Naturally the rand’s decline against the major currencies like the dollar and the euro led to domestic investors’ offshore savings experiencing good returns (and protection in the case of declining foreign equity prices) in rand terms.

“It is well-known that diversification of investments can lead to lower levels of downside volatility and ultimately greater levels of overall downside protection,” says Stewart. “For example, the Foreign Fixed Interest Bond sector achieved a total average return of 18,2% for the quarter, compared to the Domestic Equity General sector’s -4,9%.”

According to Stewart, the Foreign Fixed Interest Bond sector’s performance was partly due to yields on government bonds dropping off sharply (especially in the US on the longer end), which in turn led to higher bond prices.

“However, by far the largest portion of this outstanding performance can be ascribed to local currency devaluation translating into strong returns. In fact, even the Foreign Equity General and the Foreign Asset Allocation Flexible sectors managed to deliver positive rand returns of 0,8% and 7,4% respectively for the quarter, despite the MSCI World Index’s decline of 17,1% in US dollars.”

To show the diversification benefits, the Plexus research team drew up a correlation matrix for the past six years to end September 2011 to illustrate the correlation between some of the various broader second-tier unit trust categories (see Table 1 below). As the results show, with the exception of the Domestic Fixed Interest category, the foreign investment sectors exhibited lower correlations to the majority of the domestic categories.

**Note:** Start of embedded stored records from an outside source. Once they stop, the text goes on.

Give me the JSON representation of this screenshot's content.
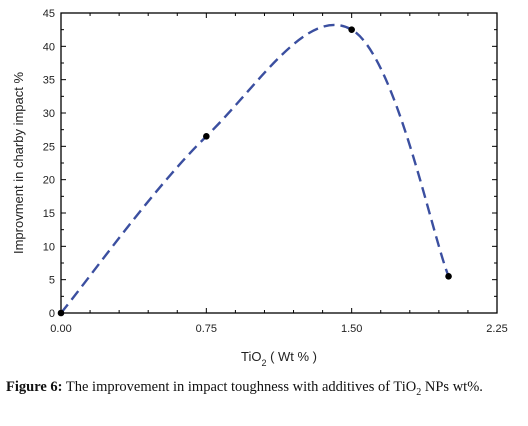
{
  "chart_data": {
    "type": "line",
    "x": [
      0.0,
      0.75,
      1.5,
      2.0
    ],
    "y": [
      0,
      26.5,
      42.5,
      5.5
    ],
    "xlim": [
      0,
      2.25
    ],
    "ylim": [
      0,
      45
    ],
    "xticks": [
      "0.00",
      "0.75",
      "1.50",
      "2.25"
    ],
    "yticks": [
      "0",
      "5",
      "10",
      "15",
      "20",
      "25",
      "30",
      "35",
      "40",
      "45"
    ],
    "xlabel_main": "TiO",
    "xlabel_sub": "2",
    "xlabel_rest": " ( Wt % )",
    "ylabel": "Improvment in charby impact %",
    "line_color": "#3b4fa0",
    "marker_color": "#000000",
    "grid": false
  },
  "caption": {
    "label": "Figure 6:",
    "text_1": " The improvement in impact toughness  with additives of TiO",
    "sub": "2",
    "text_2": " NPs wt%."
  }
}
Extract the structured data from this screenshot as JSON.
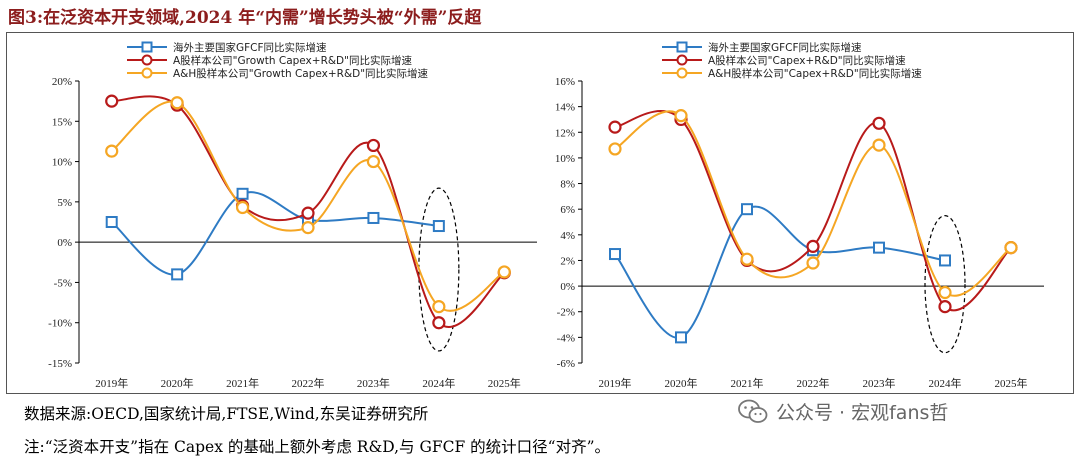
{
  "figure_title": "图3:在泛资本开支领域,2024 年“内需”增长势头被“外需”反超",
  "source_note": "数据来源:OECD,国家统计局,FTSE,Wind,东吴证券研究所",
  "footnote": "注:“泛资本开支”指在 Capex 的基础上额外考虑 R&D,与 GFCF 的统计口径“对齐”。",
  "watermark": "公众号 · 宏观fans哲",
  "colors": {
    "blue": "#2e7bc4",
    "red": "#b81a1a",
    "orange": "#f5a623"
  },
  "chart_data": [
    {
      "type": "line",
      "categories": [
        "2019年",
        "2020年",
        "2021年",
        "2022年",
        "2023年",
        "2024年",
        "2025年"
      ],
      "ylim": [
        -15,
        20
      ],
      "y_ticks": [
        20,
        15,
        10,
        5,
        0,
        -5,
        -10,
        -15
      ],
      "y_tick_labels": [
        "20%",
        "15%",
        "10%",
        "5%",
        "0%",
        "-5%",
        "-10%",
        "-15%"
      ],
      "series": [
        {
          "name": "海外主要国家GFCF同比实际增速",
          "color": "blue",
          "marker": "square",
          "values": [
            2.5,
            -4.0,
            6.0,
            2.8,
            3.0,
            2.0,
            null
          ]
        },
        {
          "name": "A股样本公司\"Growth Capex+R&D\"同比实际增速",
          "color": "red",
          "marker": "circle",
          "values": [
            17.5,
            17.0,
            4.5,
            3.6,
            12.0,
            -10.0,
            -3.8
          ]
        },
        {
          "name": "A&H股样本公司\"Growth Capex+R&D\"同比实际增速",
          "color": "orange",
          "marker": "circle",
          "values": [
            11.3,
            17.3,
            4.3,
            1.8,
            10.0,
            -8.0,
            -3.7
          ]
        }
      ],
      "annotation": {
        "type": "dashed-ellipse",
        "category": "2024年",
        "y_range": [
          -13.5,
          6.7
        ]
      }
    },
    {
      "type": "line",
      "categories": [
        "2019年",
        "2020年",
        "2021年",
        "2022年",
        "2023年",
        "2024年",
        "2025年"
      ],
      "ylim": [
        -6,
        16
      ],
      "y_ticks": [
        16,
        14,
        12,
        10,
        8,
        6,
        4,
        2,
        0,
        -2,
        -4,
        -6
      ],
      "y_tick_labels": [
        "16%",
        "14%",
        "12%",
        "10%",
        "8%",
        "6%",
        "4%",
        "2%",
        "0%",
        "-2%",
        "-4%",
        "-6%"
      ],
      "series": [
        {
          "name": "海外主要国家GFCF同比实际增速",
          "color": "blue",
          "marker": "square",
          "values": [
            2.5,
            -4.0,
            6.0,
            2.8,
            3.0,
            2.0,
            null
          ]
        },
        {
          "name": "A股样本公司\"Capex+R&D\"同比实际增速",
          "color": "red",
          "marker": "circle",
          "values": [
            12.4,
            13.0,
            2.0,
            3.1,
            12.7,
            -1.6,
            3.0
          ]
        },
        {
          "name": "A&H股样本公司\"Capex+R&D\"同比实际增速",
          "color": "orange",
          "marker": "circle",
          "values": [
            10.7,
            13.3,
            2.1,
            1.8,
            11.0,
            -0.5,
            3.0
          ]
        }
      ],
      "annotation": {
        "type": "dashed-ellipse",
        "category": "2024年",
        "y_range": [
          -5.2,
          5.5
        ]
      }
    }
  ]
}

“This is partly due to the rand’s impact on performance during return translation from foreign currencies to rand, specifically during times of global uncertainty when the currency’s devaluation provides some temporary protection for offshore investments and allows for less negative or possibly even positive returns,” Stewart points out.

“The results also clearly show the relatively strong negative correlation exhibited by the Foreign Fixed Interest sector when compared to each of the broader domestic subcategories. This highlights the diversification benefits the sector offers, especially for portfolios that comprise domestic equity exposure, and which are likely due to the rand’s translation effect as well as the negative relationship between local equities and global bonds,” says Stewart.

“Various asset managers have felt the rand to be overvalued for some time, which could in part, along with the extremely high levels of financial market volatility as indicated by indicators such as the VIX Index, have been the cause of the severity of its sell-off,” says Stewart. “Other factors that also play a role include real interest rates relative to those of other countries, inflation expectations, and global commodity prices.”

“Obviously one cannot count on the rand to always follow a devaluation of this magnitude when investors’ risk appetites change in line with global economic events, as this is also highly dependent on the currency’s perceived valuation levels at the time. The motivation for foreign diversification should therefore not be the potential for currency devaluation alone; there should also be a sound investment case for the particular asset class or geographic region that you select.

“In general, international diversification is a good idea and when done correctly, taking risk tolerance and investor objectives into account, it can greatly limit downside exposure and offer greater overall portfolio protection,” says Stewart.